Melanie Reinecke (CDU) nimmt DET ins Visier
Die Stader Landtagsabgeordnete Melanie Reinecke (CDU) dürfte Olaf Lies’ Initiative begrüßen. Sie hatte kurz zuvor gefragt: „Wo ist Lies? Wo bleibt die Kritik am Bund und an dessen Steuerung des Projekts?“ Niedersachsen habe geliefert, und sie erwarte vom Wirtschaftsminister Führung, wenn der Bund nicht liefere.
Reinecke nahm auch die bundeseigene DET ins Visier: „In der Praxis stellt sich die Frage, ob dieses Unternehmen überhaupt ein ernsthaftes Interesse hat, das Terminal in Stade zu betreiben.“ Stade sei kein Spielball für Streit um bürokratische Zuständigkeiten oder für parteipolitische Machtspielchen.
Das Projekt des schwimmenden LNG-Terminals in Stade sei ein „Bollwerk gegen geopolitische Abhängigkeiten“, weil es eine Lücke schließe, bis das feste Terminal an Land 2027 in Betrieb gehe.

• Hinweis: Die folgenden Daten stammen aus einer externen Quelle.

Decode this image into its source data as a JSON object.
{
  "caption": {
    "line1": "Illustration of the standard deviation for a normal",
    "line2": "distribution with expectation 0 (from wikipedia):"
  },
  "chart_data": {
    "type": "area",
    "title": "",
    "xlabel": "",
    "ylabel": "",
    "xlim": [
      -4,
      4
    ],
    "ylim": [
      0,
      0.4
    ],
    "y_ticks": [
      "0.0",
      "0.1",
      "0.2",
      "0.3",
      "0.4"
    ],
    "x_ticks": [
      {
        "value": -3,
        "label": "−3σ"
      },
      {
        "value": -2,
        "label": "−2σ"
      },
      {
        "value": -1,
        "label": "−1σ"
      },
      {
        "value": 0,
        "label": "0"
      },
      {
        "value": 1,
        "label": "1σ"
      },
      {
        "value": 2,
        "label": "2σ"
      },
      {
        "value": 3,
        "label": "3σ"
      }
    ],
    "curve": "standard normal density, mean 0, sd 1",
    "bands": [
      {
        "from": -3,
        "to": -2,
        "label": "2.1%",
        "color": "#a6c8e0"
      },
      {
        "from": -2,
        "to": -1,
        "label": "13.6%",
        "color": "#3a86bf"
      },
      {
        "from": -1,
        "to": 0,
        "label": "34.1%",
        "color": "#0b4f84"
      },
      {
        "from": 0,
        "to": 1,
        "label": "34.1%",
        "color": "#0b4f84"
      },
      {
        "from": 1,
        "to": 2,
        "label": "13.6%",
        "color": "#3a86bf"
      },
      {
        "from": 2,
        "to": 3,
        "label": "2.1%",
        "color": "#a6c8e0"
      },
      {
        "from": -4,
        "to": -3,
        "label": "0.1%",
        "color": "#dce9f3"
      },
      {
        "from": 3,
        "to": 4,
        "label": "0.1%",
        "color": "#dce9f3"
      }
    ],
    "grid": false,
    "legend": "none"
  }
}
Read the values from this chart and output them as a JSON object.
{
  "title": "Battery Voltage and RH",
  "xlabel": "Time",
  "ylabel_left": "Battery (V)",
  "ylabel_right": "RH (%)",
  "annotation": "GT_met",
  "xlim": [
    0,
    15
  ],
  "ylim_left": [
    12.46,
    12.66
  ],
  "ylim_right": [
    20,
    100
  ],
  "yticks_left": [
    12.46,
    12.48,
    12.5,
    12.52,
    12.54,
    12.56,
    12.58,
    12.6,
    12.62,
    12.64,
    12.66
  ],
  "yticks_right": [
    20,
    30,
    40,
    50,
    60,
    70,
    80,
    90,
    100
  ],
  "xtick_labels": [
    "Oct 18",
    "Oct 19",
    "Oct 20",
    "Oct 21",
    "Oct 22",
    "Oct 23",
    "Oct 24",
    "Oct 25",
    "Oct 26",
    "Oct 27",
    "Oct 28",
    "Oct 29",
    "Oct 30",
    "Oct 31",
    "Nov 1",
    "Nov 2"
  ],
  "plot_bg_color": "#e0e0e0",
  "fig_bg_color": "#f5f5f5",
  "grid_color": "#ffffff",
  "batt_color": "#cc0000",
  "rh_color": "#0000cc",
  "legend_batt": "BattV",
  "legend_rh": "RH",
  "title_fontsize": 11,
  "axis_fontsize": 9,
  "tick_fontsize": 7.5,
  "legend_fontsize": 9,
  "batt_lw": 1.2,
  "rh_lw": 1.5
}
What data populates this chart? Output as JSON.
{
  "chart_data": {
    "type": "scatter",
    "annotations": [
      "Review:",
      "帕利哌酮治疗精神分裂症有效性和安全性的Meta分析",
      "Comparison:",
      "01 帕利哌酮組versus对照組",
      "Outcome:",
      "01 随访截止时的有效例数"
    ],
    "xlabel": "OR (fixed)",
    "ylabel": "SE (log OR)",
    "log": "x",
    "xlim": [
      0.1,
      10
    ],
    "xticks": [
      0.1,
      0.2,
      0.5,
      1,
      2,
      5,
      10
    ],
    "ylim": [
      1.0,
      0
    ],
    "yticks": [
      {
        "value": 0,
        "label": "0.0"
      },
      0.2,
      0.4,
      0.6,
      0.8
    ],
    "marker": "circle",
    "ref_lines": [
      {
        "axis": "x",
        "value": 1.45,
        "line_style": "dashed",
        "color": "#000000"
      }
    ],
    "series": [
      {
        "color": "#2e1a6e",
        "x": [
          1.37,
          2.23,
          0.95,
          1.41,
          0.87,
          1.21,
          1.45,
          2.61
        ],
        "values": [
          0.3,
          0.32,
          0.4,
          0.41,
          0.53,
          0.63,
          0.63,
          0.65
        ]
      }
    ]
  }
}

Aktuell Abhängigkeit von Norwegen
Auch die Landtagsabgeordnete Corinna Lange (SPD) aus Deinste betont, dass die FSRU in Stade ein entscheidender Baustein sei, um die Resilienz des Systems im Hinblick auf die Versorgungssicherheit Deutschlands zu stärken: „Wir beziehen mehr als 40 Prozent Erdgas aus Norwegen. Was, wenn die Pipeline beschädigt wird?“
Dass das Thema in der aktuellen Stunde zur Sprache kommt, geht auf einen Antrag der AfD zurück.
Deren Landtagsabgeordneter Ansgar Georg Schledde spricht von einem „Skandal“, erklärt das Projekt des schwimmenden LNG-Terminals in Stade und mit ihm die Energiewende als gescheitert. Er fordert die Abkehr von Windkraft und Sonnenenergie und Rückkehr zu Atomkraftwerken.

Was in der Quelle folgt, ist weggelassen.